Intelligent Design, Dumb Luck, and God


Meanwhile, back in Kansas. . . .

Assuming that the looming government shutdown leaves the federal court system more or less intact, the court in my home state of Kansas will soon be hearing yet another case about the teaching of evolution in public schools. Which can only mean one thing: the completely phony battle between evolution and “intelligent design” is about to become the next major battle in the national fight over the Common Core.

I say that this is a “phony battle” because, well, it is a phony battle. Evolution and intelligent design are not opposites. They are not even the kinds of things that can be opposites. They are not apples and oranges. They are apples and the French Revolution. Follow me for a minute.

Intelligent Design (ID) is a cosmic master narrative—a big, complete story about the nature and purpose of the universe. The opposite of Intelligent Design is “Dumb Luck” (DL)—or the theory that everything just happened, without anybody or anything setting it in motion. According to the theory of Dumb Luck, molecules gradually developed the ability to replicate themselves, without any help from anybody, and all life on earth is the result of a competition between replicators for more space within which to replicate.

For the record, in the debate between Intelligent Design and Dumb Luck, I come down on the side of Intelligent Design. I do not believe, however, that either ID or DL should be taught in science classes, as neither one of them is the sort of theory that science is equipped to explain. They do not produce the kinds of predictions that can be falsified, nor do they support the kinds of experiments that scientists can do. They are not scientific hypotheses, but philosophical propositions, and the right place to discuss philosophical propositions is in a philosophy class.

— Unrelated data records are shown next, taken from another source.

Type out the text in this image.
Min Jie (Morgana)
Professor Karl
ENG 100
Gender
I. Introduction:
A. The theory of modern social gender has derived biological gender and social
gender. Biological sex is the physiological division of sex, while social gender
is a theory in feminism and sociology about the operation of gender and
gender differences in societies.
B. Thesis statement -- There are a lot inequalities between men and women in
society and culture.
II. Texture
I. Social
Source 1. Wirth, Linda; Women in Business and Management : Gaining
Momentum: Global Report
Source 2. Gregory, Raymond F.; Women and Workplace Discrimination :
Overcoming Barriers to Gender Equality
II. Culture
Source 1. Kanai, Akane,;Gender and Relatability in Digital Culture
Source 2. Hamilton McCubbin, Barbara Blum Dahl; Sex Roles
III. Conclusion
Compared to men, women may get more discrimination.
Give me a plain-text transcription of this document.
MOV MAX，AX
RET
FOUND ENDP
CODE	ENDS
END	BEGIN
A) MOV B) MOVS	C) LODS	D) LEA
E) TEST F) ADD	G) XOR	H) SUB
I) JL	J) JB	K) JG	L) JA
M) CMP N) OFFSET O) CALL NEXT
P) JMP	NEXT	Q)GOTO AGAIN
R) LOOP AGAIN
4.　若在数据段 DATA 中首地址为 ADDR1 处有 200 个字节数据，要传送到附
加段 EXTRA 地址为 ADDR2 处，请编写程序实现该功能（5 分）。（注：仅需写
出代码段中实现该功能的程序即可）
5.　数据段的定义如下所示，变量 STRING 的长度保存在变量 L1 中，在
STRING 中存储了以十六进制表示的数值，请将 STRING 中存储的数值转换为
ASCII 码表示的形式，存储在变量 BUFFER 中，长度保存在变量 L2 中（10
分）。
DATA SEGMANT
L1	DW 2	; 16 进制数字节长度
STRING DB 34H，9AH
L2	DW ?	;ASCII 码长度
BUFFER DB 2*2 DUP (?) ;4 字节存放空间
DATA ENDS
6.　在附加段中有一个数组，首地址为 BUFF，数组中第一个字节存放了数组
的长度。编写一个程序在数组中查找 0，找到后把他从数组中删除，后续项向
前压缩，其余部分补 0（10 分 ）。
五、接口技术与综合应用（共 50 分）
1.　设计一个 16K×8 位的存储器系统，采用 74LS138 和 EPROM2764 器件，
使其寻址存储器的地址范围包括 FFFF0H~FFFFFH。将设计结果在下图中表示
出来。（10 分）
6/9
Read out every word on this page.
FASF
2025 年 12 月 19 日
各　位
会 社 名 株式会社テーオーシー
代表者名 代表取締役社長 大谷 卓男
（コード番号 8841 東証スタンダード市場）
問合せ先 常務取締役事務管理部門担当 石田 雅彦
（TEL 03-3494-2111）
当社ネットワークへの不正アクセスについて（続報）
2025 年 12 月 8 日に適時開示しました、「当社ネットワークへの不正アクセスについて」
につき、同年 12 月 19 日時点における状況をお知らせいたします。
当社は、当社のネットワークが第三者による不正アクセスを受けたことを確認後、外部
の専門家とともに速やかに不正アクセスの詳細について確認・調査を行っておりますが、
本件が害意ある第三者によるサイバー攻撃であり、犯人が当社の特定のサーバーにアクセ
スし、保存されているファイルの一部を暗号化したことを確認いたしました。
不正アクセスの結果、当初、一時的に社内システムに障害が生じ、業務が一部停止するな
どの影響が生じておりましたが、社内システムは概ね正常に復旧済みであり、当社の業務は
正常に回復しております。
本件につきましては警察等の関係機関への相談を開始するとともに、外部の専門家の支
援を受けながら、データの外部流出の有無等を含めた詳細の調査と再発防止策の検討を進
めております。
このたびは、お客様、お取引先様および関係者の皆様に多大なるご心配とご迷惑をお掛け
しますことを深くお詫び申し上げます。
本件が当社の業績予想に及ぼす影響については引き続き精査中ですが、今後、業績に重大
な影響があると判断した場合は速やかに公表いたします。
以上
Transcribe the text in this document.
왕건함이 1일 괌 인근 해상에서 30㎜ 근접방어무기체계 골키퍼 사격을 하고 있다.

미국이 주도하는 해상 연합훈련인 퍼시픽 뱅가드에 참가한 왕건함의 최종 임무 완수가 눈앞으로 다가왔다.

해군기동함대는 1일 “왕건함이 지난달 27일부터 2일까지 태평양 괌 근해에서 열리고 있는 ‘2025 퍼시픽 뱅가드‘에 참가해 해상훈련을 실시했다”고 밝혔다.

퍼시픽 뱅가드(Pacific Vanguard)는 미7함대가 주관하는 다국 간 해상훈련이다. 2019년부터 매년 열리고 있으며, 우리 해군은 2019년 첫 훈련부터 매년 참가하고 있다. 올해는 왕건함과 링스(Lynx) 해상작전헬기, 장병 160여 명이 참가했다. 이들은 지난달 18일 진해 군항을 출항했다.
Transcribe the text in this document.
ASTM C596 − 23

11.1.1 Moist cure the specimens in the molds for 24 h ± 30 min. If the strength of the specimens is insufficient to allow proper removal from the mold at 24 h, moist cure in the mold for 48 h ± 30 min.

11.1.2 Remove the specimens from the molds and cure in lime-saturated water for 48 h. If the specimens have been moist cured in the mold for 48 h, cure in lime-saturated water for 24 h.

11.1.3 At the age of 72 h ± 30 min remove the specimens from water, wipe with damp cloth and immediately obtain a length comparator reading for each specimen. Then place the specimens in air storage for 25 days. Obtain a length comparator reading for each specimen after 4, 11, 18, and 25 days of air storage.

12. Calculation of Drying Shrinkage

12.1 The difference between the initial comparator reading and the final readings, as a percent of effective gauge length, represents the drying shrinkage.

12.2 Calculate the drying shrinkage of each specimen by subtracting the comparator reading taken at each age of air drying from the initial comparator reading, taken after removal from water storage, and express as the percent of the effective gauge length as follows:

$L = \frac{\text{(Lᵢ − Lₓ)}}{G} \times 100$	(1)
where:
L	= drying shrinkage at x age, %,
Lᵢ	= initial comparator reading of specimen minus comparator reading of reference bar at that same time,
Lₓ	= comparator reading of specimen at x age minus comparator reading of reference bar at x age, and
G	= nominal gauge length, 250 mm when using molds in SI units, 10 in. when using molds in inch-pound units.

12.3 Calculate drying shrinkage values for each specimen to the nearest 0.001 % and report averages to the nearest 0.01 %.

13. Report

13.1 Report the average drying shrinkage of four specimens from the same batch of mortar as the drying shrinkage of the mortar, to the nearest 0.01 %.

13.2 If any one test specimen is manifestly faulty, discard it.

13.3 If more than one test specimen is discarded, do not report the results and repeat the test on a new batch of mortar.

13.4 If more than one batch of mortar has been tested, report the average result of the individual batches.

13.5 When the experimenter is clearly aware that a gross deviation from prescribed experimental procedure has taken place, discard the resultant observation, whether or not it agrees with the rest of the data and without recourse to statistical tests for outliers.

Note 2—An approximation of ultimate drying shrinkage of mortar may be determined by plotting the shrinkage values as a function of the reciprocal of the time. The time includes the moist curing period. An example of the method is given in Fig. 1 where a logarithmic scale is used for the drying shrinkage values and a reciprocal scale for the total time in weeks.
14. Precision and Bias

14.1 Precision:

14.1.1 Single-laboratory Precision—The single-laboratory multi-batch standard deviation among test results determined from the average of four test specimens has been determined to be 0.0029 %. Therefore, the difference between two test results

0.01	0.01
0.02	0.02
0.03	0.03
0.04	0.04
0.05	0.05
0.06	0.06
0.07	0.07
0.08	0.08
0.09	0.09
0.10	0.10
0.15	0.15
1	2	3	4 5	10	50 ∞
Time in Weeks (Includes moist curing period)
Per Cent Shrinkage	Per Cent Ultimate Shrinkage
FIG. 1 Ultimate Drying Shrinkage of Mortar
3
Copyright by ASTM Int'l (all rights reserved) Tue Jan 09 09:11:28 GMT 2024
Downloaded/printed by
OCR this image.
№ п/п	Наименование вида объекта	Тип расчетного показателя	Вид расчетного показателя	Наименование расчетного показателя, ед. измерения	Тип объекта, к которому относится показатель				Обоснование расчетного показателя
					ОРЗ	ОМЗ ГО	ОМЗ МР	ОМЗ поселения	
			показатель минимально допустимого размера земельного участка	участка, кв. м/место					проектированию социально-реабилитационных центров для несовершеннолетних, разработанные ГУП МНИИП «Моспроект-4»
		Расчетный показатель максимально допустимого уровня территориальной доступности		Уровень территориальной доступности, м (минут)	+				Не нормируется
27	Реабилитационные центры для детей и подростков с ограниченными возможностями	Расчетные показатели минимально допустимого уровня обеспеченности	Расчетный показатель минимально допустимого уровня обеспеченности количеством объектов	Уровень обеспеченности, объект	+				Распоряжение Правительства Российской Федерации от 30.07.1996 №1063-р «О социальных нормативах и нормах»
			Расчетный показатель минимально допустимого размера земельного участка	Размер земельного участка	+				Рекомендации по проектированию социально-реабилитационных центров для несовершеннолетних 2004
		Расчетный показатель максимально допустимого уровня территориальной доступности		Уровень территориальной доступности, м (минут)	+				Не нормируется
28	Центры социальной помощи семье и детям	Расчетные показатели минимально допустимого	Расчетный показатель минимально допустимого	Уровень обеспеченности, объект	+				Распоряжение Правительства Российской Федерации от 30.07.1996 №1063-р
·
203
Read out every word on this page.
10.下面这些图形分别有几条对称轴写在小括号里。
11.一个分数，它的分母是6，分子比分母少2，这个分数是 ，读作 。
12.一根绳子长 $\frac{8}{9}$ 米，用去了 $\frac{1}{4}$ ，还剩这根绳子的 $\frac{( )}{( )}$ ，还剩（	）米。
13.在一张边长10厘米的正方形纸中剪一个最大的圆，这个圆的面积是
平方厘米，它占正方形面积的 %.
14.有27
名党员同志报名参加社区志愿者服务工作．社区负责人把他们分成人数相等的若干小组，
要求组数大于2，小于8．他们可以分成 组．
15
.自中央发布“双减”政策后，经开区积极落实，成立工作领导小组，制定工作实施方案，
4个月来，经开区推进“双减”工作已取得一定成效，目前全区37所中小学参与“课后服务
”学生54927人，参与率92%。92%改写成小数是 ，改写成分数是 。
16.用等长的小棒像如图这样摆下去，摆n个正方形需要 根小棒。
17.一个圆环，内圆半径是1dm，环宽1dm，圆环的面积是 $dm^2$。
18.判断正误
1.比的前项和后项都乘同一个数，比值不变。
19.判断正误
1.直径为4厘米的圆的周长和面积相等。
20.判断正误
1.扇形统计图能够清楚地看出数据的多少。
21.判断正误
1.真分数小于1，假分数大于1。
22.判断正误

Evolution by natural selection is not a cosmic master narrative. It isa specific mechanism by which organisms change over long periods of time. It is a deceptively simple mechanism that includes only three steps: 1) a population of organisms contains some variation; 2) some individual organisms are more successful in their environment than others as a result of these variations; and 3) successful organisms pass the traits that made them successful on to their offspring. We can watch it happen in a petri dish, and, whether we are talking about dinosaurs or microbes, the mechanism works the same.

The specific mechanism of natural selection works equally well as part of either one of the cosmic master narratives. It could be part of an Intelligent Design (which would require a really intelligent designer, but that’s kind of the point) or it could be just one of the series of lucky breaks that go into the cosmic theory of Dumb Luck. It is not necessary to decide which cosmic narrative to subscribe to before learning how the mechanism works.

And no other mechanism that has ever been proposed can meet the scientific demands of explaining how stuff got here. The most commonly proposed alternative to the theory of evolution by natural selection is the “God Went Poof” theory (GWP) that holds that some time between four billion years ago and around 6,000 BC, God (or some combination of gods) went “poof,” and everything just kind of appeared the way we see it right now. I personally have no problem with the idea of a God powerful enough to go “poof” and create the universe. But I have a big problem with a God who would spend the next few billion years planting false clues to make it look like natural selection.

Talking about, and debating, cosmic master narratives is important, and I am all for presenting both sides of the controversy. But leave the specific mechanisms out of it. Without an understanding of evolution by natural selection, our children simply cannot understand science as it is practiced in the 21st century. And teaching them that the most successful and supported scientific principle of the past 150 years is on par with magic borders on child abuse. Neither religion nor science are served by casting them as irreconcilable opposites when there is not even a good reason to do so.